Nasal spray is an acquired taste. And apparently an acquired skill, too.
Until recently, I have had very little experience with nasal spray medications, and I was hoping to keep it that way. To me it’s just always seemed a little unnatural to intentionally squirt anything up your nose even if it’s supposed to be for a good cause.
Although I have known people who use nasal decongestants, like my husband, for instance, who reaches for his Afrin religiously at the first sign of a sniffle. And my grandfather frequently added his favorite brand of saline spray to his weekly grocery list. And how could I forget my best friend in junior high whose dresser drawers were lined with tiny plastic bottles of the contraband, or her frequent snorts of nasal passage ecstacy in the dark when I would spend the night at her house.
“I just can’t sleep without my nasal spray,” she would confess while shoving the tip of the bottle into her nostril and inhaling deeply.
“Sally Ann, you’re not using that nasal spray, are you?” her mother’s voice would reprove from across the hall.

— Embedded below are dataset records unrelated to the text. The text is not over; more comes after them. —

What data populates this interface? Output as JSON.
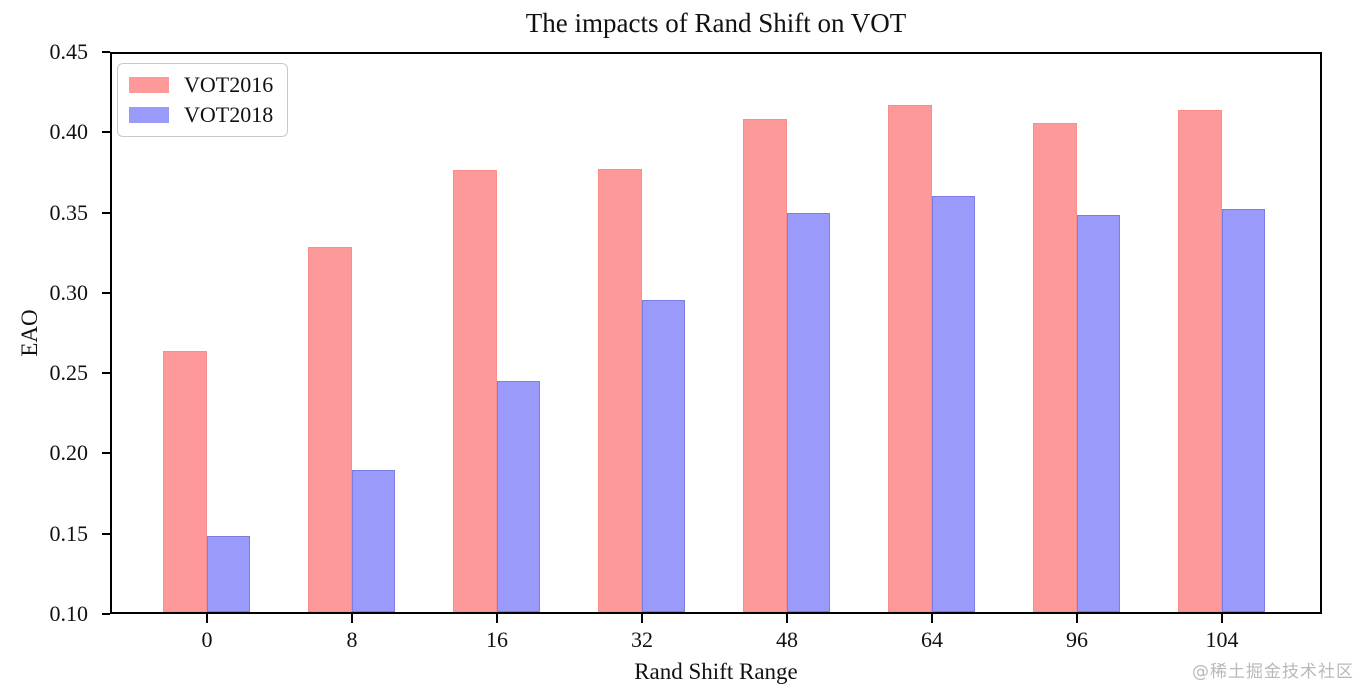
{
  "chart_data": {
    "type": "bar",
    "title": "The impacts of Rand Shift on VOT",
    "xlabel": "Rand Shift Range",
    "ylabel": "EAO",
    "categories": [
      "0",
      "8",
      "16",
      "32",
      "48",
      "64",
      "96",
      "104"
    ],
    "series": [
      {
        "name": "VOT2016",
        "color": "#fd9999",
        "values": [
          0.264,
          0.329,
          0.377,
          0.378,
          0.409,
          0.418,
          0.407,
          0.415
        ]
      },
      {
        "name": "VOT2018",
        "color": "#9a9afb",
        "values": [
          0.148,
          0.189,
          0.245,
          0.296,
          0.35,
          0.361,
          0.349,
          0.353
        ]
      }
    ],
    "ylim": [
      0.1,
      0.45
    ],
    "yticks": [
      "0.10",
      "0.15",
      "0.20",
      "0.25",
      "0.30",
      "0.35",
      "0.40",
      "0.45"
    ],
    "grid": false,
    "legend_position": "upper left"
  },
  "watermark": {
    "text": "@稀土掘金技术社区"
  }
}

“No, mom,” Sally would lie, then, giggling, quickly hide the bottle under her pillow. But not before delivering another quick fix into the remaining stuffy nostril.
It’s tragic stories like these that gave me a healthy respect for the pitfalls of nasal spray.
Two other nasal-related incidents come to mind from my childhood. One happened to my youngest sister who, when she was about two years old, stuck a penny up her nose. No one knew until she developed a nosebleed one day and our babysitter reached up into her nostril and, lo and behold, yanked out a penny.
Another unfortunate nasal incident happened to my step-brother when we were teenagers who, for some unknown reason, perhaps it was even on a dare from me, decided to shove a leftover pea up his nose after dinner. He was sure he could quickly snort the pea back out but, snort as he might, it never reappeared. He became quite upset afterward, and for all we know it could be lodged in his frontal lobe by now.
But funny how a sudden, searing upper nostril tickle, watery eyes, incessant sneezing and a drippy nose can change your opinion about inserting something up your olfactory. In fact, just yesterday a Roto Rooter up my left nostril was starting to sound good to me.
So, with puffy eyes and a box of lotioned tissues, I headed to the pharmacy to see what was new in nasal spray this century. Although the irritation in my nostril caused my left eye to slam shut and the other to water profusely, I somehow managed to find my salvation on the bottom shelf. I grabbed the first one I saw with the key words “nose itch” printed on the label and considered tearing it open with my teeth right there and shooting the entire contents up my schnoz in an attempt to drown the dust mite colony which had apparently taken up residence in my nasal cavity and set up an oil drilling rig.
After waiting for what seemed like an eternity to pay for the tiny eight-dollar bottle, I ran to the car, tore open the package, shredded the protective wrap, removed the “safety ring” (sadly, they didn’t have those in Sally’s day), grasped the pump (they didn’t have those back then, either) and while breathing in through my nostrils firmly squirted a generous dose directly into my right eye and all over my eyeglasses.
You know, would it kill these people to put this stuff in the shape of a pea?